Party, The (1968)

reviewed by
Shane Burridge


The Party (1968) 99m.

Peter Sellers and director Blake Edwards decided to take the Inspector Clouseau concept from their Pink Panther collaborations and run with it in this simple but funny cult comedy. There is no real story, just a series of gags and routines that unfold within the confines of a swanky but dry Hollywood party. Sellers removes the bumptious aspects of Clouseau and keeps the walking one-man-disaster premise for his creation Hrundi V. Bakshi, an Indian actor who finds himself accidentally invited to a producer's party after wreaking havoc on the set of his GUNGA DIN remake (he literally only gets three steps from the front door before things start going wrong). Why Sellers elected to make his character Indian is a bit of a mystery as there is no reason for it in the story other than to make him a complete foreigner amongst the Hollywood set (you can spot the lines that were inserted to give his nationality some 'relevance'). I'd say that Sellers wanted to utilize his gift for mimicry and accents in a way he hadn't tried before, at least not for the length of a feature - for those of us raised on THE GOON SHOW his choice of role comes as no surprise. It may be an odd choice but it works beautifully and we do not question it: if anything, it helps cement the notion in our mind that he and fellow outsider Claudine Longet (playing an aspiring French actress) belong together by the film's end.

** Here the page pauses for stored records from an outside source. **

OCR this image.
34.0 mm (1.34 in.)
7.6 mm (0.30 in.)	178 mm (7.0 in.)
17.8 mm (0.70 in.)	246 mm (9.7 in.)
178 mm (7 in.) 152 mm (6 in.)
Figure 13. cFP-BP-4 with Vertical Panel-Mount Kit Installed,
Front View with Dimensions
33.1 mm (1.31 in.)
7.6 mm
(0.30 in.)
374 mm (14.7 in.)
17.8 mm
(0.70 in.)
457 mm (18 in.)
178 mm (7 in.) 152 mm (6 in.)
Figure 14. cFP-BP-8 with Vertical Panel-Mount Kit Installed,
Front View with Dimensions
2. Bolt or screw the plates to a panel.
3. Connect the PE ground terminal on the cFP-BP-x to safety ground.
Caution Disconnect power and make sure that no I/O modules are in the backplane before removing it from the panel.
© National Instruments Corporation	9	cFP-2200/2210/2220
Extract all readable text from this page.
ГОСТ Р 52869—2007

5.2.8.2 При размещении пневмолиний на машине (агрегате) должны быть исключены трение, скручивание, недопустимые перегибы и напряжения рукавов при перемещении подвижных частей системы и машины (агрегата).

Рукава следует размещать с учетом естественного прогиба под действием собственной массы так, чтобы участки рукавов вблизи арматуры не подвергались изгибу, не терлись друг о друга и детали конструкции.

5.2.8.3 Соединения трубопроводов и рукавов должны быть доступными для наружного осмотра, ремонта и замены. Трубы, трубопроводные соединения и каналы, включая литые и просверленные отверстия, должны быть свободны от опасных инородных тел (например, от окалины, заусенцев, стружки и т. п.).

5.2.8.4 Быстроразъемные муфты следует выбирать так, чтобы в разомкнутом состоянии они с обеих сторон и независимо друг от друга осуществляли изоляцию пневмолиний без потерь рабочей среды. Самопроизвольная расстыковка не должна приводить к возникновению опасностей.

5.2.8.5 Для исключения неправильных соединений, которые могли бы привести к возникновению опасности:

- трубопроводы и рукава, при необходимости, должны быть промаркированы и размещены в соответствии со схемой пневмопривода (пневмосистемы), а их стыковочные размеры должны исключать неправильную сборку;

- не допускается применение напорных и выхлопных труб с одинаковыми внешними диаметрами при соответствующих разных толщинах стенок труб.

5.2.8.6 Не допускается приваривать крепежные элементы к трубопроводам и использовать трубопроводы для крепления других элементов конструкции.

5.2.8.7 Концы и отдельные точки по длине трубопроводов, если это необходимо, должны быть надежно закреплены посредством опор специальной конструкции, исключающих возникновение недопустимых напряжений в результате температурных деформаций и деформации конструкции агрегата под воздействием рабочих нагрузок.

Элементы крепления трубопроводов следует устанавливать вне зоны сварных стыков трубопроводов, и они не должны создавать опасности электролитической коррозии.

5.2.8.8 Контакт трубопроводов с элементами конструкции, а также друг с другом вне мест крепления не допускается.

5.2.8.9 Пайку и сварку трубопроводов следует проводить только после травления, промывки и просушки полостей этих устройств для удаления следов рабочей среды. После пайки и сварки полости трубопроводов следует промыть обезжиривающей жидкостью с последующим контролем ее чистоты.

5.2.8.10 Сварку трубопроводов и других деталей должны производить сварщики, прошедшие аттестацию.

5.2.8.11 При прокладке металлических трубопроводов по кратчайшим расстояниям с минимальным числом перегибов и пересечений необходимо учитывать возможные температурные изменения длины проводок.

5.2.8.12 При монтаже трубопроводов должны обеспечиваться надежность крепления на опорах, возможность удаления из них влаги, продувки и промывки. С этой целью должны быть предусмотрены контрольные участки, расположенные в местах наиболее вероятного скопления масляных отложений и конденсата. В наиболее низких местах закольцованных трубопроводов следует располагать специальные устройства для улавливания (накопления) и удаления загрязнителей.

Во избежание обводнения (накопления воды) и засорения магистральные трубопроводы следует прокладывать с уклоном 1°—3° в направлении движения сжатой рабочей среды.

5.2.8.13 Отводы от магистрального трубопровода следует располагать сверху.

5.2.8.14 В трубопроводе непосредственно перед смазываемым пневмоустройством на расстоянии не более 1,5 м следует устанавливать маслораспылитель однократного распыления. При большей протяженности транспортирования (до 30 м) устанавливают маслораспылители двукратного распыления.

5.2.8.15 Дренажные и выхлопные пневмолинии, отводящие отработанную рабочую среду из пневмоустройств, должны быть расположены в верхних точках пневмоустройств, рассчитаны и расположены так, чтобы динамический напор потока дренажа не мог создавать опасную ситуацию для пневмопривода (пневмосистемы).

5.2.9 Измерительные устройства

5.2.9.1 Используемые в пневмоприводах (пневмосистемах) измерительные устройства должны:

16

Film has many funny gags but slides in a couple of places. Sellers is best when he is on the move and liable to get himself into trouble - when he is seated at a dinner table halfway through the movie the action instead must transfer to a tipsy waiter. Similarly, the slapstick gets more hysterical and less effective when Sellers disappears for much of the movie's final quarter - having characters repeatedly take pratfalls into a swimming pool is just plain lazy. That's not to say the film still can't be enjoyed - it's just that you have to switch gears from watching a Peter Sellers film to watching a 60s time capsule (the finale has go-go dancing, a brightly-painted baby elephant, and a sea of soap bubbles). Film isn't just for Sellers fans - kids will enjoy the gadget-laden house and relate to his child-like reactions to the problems he causes (he tries to hide the evidence or disappear from the scene). The party hosts' house may remind you of the tacky, modernised home in Jacques Tati's MON ONCLE, just as Sellers may remind you of Tati's creation Monsieur Hulot. Regular Edwards composer Henry Mancini provided the music, and yes, pop singer Longet - remember her kitsch-but-cute 'Love is Blue'? - does get to sing in her distinctive, sugary style.